The region of Palabria rejects a no strings attached £ 11 million gift from the Dollar for Europe trust. But why? Now with only 3 days before the trust opportunity expires Bill Randall must head to Palabria to find out what happened to such an easy deal. The Dollars for Europe Trust would be an easy commission for Mercury so Bill’s interests are not just the people of Palabria. Bill and Chin have a couple of tricks up their sleeves to please all interested parties.
The final episode of this series starts with a very rough edit of Carlos Verela heading out by ship with a beautiful lady, perhaps to close off the series with an appearance of the sentimental agent. Carlos has been missing from the last two episodes. Now that Carlos is gone, Bill Randall, Chin and Miss Carter must handle the business of Mercury International. This episode view into the world of bribes and mild corruption certainly seems feasible in reality and likely was inspired by “gifts” pouring into Europe after World War 2. A decent way to send off this series with a Mercury International happy ending.
Bill Randall is convinced by the daughter of a dead art collector to insure the exporting of a hoard of priceless antiques. The appeal made was to protect the goods from a greedy government looking to take hold of these treasures. This risky business takes on more risk when the shipment goes missing and so does the reputation of Mercury International.
Although I am not an expert at insurance dealing, this episode happens to bring a complicated scheme of insurance fraud into the light. The world of antiques im sure is never far from the protectionists effort to insure their stake in their treasures. Bill Randall is back to play the Mercury International spokesperson while Carlos is away and does get himself into a right mess. It appears his intuition is failing him.
A professor Fletcher and his assistant seeks out Carlos Varela to facilitate some pictures of an ancient Islamic scroll. Carlos’s association with Prince Mahmoud allows him relatively easy access to the scroll and offers to find a way to help them. Through the desert heat, treachery becomes more appealing and Carlos’s reputation is stuck in a sand storm.
Chronically the 11th episode in this series, The Scroll of Islam has Carlos back in the spotlight as the lead of Mercury International. This desert themed episode, despite the obvious racist undertones, is a departure from the European jet setting locations of the previous episodes but still maintains the overall simplicity of the series. The scroll of islam ultimately offers a new space in which Carlos can be the main attraction.
Found hands behind her back and gagged, a young lady fearfully tells of the kidnapping of the daughter of a rich texan oil baron. The highly esteemed finishing school’s matron is given the ransom note but instead of talking to the police decides to call a trusted friend, Carlos. Bill Randall is in Carlos’s place and so the race begins to solve kidnapping case.
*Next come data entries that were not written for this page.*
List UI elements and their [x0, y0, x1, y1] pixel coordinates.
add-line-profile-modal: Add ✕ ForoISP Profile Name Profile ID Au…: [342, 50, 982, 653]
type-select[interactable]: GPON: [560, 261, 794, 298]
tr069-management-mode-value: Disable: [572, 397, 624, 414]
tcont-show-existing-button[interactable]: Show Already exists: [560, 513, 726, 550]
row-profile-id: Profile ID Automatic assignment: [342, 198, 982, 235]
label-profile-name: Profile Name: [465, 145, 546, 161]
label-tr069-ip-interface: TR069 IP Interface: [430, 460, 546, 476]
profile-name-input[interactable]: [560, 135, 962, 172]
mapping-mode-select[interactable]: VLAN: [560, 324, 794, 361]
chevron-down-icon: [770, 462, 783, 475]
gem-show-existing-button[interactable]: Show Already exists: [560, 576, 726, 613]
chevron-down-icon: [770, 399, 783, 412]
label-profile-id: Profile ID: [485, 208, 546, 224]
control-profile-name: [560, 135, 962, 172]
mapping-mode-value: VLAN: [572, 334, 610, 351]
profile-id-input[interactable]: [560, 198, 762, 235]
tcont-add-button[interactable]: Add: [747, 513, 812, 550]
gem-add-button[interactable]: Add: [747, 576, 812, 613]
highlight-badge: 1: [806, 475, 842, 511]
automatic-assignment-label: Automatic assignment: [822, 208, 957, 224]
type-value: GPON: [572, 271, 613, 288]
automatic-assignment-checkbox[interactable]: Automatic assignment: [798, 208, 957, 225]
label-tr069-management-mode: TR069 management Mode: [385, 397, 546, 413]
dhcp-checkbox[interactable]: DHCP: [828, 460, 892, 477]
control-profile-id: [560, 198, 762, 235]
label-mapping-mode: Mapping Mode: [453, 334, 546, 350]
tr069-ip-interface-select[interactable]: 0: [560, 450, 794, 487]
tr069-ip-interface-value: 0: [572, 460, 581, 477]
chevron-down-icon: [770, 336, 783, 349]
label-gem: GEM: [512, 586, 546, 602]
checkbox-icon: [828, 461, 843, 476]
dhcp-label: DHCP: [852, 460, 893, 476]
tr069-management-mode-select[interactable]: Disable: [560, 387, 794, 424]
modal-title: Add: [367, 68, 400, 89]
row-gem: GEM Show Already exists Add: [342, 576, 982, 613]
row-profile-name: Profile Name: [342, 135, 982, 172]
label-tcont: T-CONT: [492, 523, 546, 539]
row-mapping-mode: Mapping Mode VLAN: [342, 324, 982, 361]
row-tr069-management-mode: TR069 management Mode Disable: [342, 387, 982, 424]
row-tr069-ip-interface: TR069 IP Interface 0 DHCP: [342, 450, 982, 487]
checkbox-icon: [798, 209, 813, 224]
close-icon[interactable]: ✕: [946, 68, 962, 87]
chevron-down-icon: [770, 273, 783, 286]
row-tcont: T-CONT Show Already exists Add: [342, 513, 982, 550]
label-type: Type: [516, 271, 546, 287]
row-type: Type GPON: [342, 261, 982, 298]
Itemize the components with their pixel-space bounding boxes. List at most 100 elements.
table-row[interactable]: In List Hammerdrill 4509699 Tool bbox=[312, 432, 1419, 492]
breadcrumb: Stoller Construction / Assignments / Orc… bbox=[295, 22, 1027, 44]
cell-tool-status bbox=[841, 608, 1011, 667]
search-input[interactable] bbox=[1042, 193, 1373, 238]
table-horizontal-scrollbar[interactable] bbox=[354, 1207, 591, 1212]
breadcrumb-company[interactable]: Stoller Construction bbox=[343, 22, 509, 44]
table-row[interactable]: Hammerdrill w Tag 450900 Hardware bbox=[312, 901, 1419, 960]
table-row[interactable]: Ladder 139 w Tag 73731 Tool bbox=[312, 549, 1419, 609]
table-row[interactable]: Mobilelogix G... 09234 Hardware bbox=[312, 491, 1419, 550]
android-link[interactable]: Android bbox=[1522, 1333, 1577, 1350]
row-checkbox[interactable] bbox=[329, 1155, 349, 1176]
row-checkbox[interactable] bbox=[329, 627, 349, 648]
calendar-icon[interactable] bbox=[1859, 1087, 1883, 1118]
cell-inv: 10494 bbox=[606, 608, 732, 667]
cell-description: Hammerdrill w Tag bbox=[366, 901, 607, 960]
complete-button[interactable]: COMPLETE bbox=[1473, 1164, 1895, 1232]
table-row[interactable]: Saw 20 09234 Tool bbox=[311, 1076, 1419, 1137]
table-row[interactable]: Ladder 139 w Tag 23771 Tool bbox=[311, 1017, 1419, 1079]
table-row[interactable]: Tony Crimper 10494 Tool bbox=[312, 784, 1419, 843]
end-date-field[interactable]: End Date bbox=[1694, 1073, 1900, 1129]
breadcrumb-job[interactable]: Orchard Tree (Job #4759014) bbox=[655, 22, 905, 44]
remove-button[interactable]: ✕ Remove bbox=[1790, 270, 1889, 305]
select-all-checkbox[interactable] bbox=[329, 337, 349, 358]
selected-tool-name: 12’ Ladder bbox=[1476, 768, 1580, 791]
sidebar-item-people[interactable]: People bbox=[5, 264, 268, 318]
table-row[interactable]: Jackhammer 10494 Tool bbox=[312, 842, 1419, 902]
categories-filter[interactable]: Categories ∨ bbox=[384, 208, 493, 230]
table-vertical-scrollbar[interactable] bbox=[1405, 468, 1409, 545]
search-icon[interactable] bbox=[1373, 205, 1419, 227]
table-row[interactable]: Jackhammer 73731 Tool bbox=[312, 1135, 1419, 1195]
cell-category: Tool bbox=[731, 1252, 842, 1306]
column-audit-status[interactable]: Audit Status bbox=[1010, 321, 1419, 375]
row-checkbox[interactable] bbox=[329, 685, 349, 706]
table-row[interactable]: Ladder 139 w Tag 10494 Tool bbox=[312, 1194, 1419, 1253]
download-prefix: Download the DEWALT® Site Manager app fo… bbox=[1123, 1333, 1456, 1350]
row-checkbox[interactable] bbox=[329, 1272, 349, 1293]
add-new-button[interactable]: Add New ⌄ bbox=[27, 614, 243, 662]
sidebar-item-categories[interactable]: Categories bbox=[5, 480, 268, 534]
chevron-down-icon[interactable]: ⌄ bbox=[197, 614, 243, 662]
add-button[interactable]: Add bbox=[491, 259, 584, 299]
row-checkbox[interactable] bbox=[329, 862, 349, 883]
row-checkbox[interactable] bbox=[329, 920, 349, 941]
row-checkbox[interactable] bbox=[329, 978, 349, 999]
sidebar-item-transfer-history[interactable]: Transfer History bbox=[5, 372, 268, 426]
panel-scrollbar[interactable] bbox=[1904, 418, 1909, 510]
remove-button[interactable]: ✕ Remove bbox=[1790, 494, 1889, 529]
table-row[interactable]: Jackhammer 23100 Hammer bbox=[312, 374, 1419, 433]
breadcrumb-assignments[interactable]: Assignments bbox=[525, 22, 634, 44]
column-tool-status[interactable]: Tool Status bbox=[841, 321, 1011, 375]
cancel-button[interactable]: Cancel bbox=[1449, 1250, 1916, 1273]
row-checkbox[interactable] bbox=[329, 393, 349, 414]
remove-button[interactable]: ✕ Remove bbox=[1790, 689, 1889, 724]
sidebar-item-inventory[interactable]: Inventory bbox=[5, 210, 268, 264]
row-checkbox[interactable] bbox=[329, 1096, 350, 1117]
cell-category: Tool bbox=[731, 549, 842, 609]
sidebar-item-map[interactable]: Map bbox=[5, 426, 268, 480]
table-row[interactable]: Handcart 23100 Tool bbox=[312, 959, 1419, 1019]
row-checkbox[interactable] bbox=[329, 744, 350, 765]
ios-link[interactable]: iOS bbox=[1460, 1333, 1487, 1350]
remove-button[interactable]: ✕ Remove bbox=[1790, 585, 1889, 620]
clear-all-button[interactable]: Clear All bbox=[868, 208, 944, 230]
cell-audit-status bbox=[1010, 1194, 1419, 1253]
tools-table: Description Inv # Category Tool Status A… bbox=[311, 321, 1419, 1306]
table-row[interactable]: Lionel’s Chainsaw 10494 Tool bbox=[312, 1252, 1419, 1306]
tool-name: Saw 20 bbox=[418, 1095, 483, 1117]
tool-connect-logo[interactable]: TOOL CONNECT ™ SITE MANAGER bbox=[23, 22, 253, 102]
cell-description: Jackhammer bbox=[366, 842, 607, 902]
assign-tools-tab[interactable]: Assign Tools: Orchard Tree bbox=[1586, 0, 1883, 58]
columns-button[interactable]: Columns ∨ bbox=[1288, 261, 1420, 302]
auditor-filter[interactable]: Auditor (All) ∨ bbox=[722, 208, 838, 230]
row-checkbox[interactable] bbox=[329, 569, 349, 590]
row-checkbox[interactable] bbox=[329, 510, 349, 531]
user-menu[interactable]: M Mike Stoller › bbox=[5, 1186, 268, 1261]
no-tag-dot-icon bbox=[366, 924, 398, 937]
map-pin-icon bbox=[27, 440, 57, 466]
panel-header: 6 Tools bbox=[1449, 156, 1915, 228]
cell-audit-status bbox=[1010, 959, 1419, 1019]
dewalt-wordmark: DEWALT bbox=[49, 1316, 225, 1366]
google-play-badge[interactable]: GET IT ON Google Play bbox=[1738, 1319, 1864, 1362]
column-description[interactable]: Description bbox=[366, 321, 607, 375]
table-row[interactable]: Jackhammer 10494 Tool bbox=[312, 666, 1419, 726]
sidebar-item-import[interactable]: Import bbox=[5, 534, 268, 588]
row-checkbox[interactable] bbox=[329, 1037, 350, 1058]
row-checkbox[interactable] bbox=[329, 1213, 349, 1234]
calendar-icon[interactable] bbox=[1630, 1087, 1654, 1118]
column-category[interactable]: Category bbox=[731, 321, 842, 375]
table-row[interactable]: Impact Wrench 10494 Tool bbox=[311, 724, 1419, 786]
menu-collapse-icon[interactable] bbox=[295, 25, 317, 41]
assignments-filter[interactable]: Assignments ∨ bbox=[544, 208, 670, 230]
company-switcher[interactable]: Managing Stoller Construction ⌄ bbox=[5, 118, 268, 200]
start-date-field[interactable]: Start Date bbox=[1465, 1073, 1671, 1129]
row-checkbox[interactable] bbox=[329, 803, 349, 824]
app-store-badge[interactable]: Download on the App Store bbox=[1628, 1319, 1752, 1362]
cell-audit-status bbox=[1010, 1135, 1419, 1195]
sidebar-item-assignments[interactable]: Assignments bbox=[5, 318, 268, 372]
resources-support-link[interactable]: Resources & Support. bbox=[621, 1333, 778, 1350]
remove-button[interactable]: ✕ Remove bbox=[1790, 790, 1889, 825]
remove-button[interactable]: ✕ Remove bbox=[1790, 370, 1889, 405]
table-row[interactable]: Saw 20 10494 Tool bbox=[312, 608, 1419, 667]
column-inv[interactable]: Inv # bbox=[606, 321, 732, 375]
A classic story of a young woman’s fake kidnapping to escape her destined upbringing procured by her parents. Annette Andre with her odd Texan accent takes advantage of those around her and finds herself in displeasure of what mess she put herself in. The missing Carlos Thompson is still quite obvious as there still is no storyline of Bill Randall’s connection to Mercury International. Perhaps this will come soon.